“Pupusas?” The woman’s nasal voice reached Randall at the back of the bus before he saw her pushing her way down the aisle. He could smell the warm, raw meat smell of his own sweaty body, and his stomached wriggled. He was hungry, but he couldn’t face mysterious little bits of meat.
“Quiere pupusas?” the voice called again, and Randall saw the plump figure with her plastic tub approach his seat.
“Frijol?” he asked, his high school Spanish failing him for a full sentence.
“Sí,” the woman answered. “Frijol y queso.”
“Dos, por favor,” Randall said, and fished in his pocket for a crumpled bill. The woman passed him a paper envelope of warm dough that smelled pleasantly of mild spice and cheese, and he gave her the money. She dug into the frilly, ribboned apron she wore over her cheap nylon shorts and gave him a handful of change.
“Pupusas?” she continued to hector the remaining passengers on the bus, before exiting from the back doors just as the bus lurched away.
Randall ate his warm snack carefully, grateful that they were not so hot as to leak runny beans and cheese all over himself. The corn flour dough was barely warm to the touch, but the filling was good and his stomach momentarily stopped its gurgling. Randall had been riding the garishly painted repurposed school bus for about an hour, heading south, heading away from what anywhere he thought of as civilization. His pupusas gone, Randall leaned his head against the metal side of the bus, and tried to relax.
#
Brian Randall was a name that wasn’t famous in the way a screen actor’s name might be famous, but he had several thousand online followers, and he couldn’t go to a conference or industry party without a dozen or more fans tagging along after him. He was the first to admit that he loved the attention. He’d enjoyed a good success with several of his online ventures, and the following was one of the perks of this success. Of course, the money was a strong motivator, too. But Randall would have developed cute little gadgets and toys for the online market even if people hadn’t been willing to pay his way. Indeed, he spent the first several years of his career working out of a dumpy apartment in the Bay area, with a pair of equally bookish roommates, coding day and night for the sheer thrill of it. Brian Randall was a natural.

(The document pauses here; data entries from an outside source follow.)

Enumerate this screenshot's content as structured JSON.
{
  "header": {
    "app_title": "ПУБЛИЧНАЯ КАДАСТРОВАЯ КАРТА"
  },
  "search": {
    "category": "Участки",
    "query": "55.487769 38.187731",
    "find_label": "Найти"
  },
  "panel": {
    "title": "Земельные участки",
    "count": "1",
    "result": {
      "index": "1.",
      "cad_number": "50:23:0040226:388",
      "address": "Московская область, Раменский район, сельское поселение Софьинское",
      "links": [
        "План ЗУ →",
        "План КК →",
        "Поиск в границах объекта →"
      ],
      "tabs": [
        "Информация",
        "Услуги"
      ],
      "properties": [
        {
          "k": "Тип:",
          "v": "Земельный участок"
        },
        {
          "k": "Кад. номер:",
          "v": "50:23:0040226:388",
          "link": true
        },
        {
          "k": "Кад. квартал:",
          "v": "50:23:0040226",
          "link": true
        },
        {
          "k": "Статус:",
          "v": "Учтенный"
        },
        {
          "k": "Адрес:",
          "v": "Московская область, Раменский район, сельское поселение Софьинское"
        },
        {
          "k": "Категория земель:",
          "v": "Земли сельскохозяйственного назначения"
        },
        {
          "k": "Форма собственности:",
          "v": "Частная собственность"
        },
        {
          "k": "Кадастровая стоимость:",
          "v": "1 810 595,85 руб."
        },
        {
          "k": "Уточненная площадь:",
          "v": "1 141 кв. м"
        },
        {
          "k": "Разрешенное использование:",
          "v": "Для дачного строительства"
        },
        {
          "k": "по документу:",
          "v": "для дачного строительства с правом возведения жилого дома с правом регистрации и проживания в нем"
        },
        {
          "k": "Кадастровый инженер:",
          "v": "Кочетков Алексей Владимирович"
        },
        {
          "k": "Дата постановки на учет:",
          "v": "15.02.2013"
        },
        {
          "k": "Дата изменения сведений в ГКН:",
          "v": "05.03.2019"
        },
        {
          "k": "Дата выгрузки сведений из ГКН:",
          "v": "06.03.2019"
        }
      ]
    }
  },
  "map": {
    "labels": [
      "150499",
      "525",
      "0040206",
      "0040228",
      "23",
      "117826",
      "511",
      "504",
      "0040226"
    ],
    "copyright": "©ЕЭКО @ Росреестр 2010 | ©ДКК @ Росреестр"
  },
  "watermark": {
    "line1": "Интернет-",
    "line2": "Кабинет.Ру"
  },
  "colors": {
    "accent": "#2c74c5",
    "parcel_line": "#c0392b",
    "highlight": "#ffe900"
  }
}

He first struck it big with a tool he called the “all in one reader”. Once he sold it to Google, their marketing people rebranded it Google Summary. It really was ingenious: you could feed the service any kind of file, and it would output a shockingly sensible summary of it. It was not terribly revolutionary for text files, but it worked just as well on audio or video. And much more interesting for the development set, you could upload a piece of code in any of the popular languages, and it would give a text description of what the code would do. What it did with images was much less useful, but absolutely fascinating. Randall had made certain that the output on image files was always exactly one thousand words.
Randall could have lived easily on the sum he earned from the sale of the product, but he still had more ideas. He moved out of the cramped apartment, got a fancy set of digs of his own, and started noodling. After the Summary sale, he was asked to speak at one of the major tech conferences in the Bay Area, and there he got his first taste of fame. He had only just arrived at the exposition hall, and was picking up his conference package, when a tall, attractive young man approached him.
“Are you Brian Randall,” the man asked, a shy smile on his face.
“Yes,” Randall said, wondering if there had been a problem with his registration or something.
“The Brian Randall,” the man continued, “of the all in one reader?”
Randall smiled to hear his own name for the technology. “That’s me,” he said. “You can just call me Randall.”
“Wow,” the other man gushed. “I’m such a fan of your work. My name is Chick Hernandez.” He stuck out his hand, and Randall shook it. “Can I interview you for my blog?”
Randall laughed, and said, “Sure, why not?” They exchanged email addresses and IM handles, and met that night for a beer after dinner. Chick blogged between rounds. After Randall’s talk the next day, Chick Hernandez was the envy of all the major tech bloggers for the scoop. Randall left the conference with at least fifty more entries in his contact list.